A decisão atende a um pedido da Polícia Militar do Distrito Federal (PMDF), que apontou que o limite anterior — de apenas 100 metros — era insuficiente para garantir a segurança no local. Com a nova medida, o raio de proibição passa a ser de 1 quilômetro.
Bolsonaro cumpre prisão domiciliar desde o fim de março, após receber alta hospitalar, e está sob monitoramento em sua residência no Distrito Federal.
Justificativa da decisão
Segundo Moraes, a evolução tecnológica dos drones permite a captação de imagens e dados em alta resolução mesmo a longas distâncias, o que comprometeria a eficácia da medida anterior.
Isso porque o desenvolvimento tecnológico das aeronaves remotamente pilotadas possibilita a captação de imagens e dados em alta resolução a distâncias muito superiores, permitindo a observação minuciosa de ambientes privados e comprometendo a efetividade da medida protetiva.
De acordo com informações da PMDF, a limitação de 100 metros não era capaz de evitar riscos como monitoramento indevido, coleta de informações sensíveis ou até a preparação de ações ilícitas.
No despacho, o ministro considerou que a ampliação para 1 km é mais adequada “à realidade operacional” e ao nível de proteção necessário no caso.
Medidas e punições
A decisão também reforça regras mais rígidas para o descumprimento da ordem.
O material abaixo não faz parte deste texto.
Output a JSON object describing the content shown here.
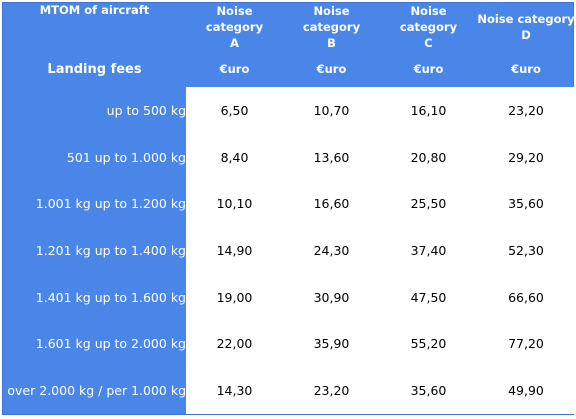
{
  "header": {
    "mtom_label": "MTOM of aircraft",
    "landing_label": "Landing fees",
    "categories": [
      {
        "line1": "Noise category",
        "line2": "A",
        "unit": "€uro"
      },
      {
        "line1": "Noise category",
        "line2": "B",
        "unit": "€uro"
      },
      {
        "line1": "Noise category",
        "line2": "C",
        "unit": "€uro"
      },
      {
        "line1": "Noise category",
        "line2": "D",
        "unit": "€uro"
      }
    ]
  },
  "rows": [
    {
      "label": "up to 500 kg",
      "values": [
        "6,50",
        "10,70",
        "16,10",
        "23,20"
      ]
    },
    {
      "label": "501 up to 1.000 kg",
      "values": [
        "8,40",
        "13,60",
        "20,80",
        "29,20"
      ]
    },
    {
      "label": "1.001 kg up to 1.200 kg",
      "values": [
        "10,10",
        "16,60",
        "25,50",
        "35,60"
      ]
    },
    {
      "label": "1.201 kg up to 1.400 kg",
      "values": [
        "14,90",
        "24,30",
        "37,40",
        "52,30"
      ]
    },
    {
      "label": "1.401 kg up to 1.600 kg",
      "values": [
        "19,00",
        "30,90",
        "47,50",
        "66,60"
      ]
    },
    {
      "label": "1.601 kg up to 2.000 kg",
      "values": [
        "22,00",
        "35,90",
        "55,20",
        "77,20"
      ]
    },
    {
      "label": "over 2.000 kg / per 1.000 kg",
      "values": [
        "14,30",
        "23,20",
        "35,60",
        "49,90"
      ]
    }
  ],
  "colors": {
    "header_bg": "#4a86e8",
    "cell_bg": "#ffffff"
  }
}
Entre elas:
Proibição total de drones no raio de 1 km
Apreensão imediata dos equipamentos irregulares
Possibilidade de prisão em flagrante dos operadores
Além disso, a Polícia Militar está autorizada a interceptar ou até derrubar drones que invadirem a área restrita.
Condenado a 27 anos e 3 meses de prisão por tentativa de golpe de Estado, o ex-presidente Jair Bolsonaro chegou a cumprir pena sob custódia na Papudinha a e, atualmente, está em prisão domiciliar por decisão do Supremo Tribunal Federal (STF), em razão de seu estado de saúde.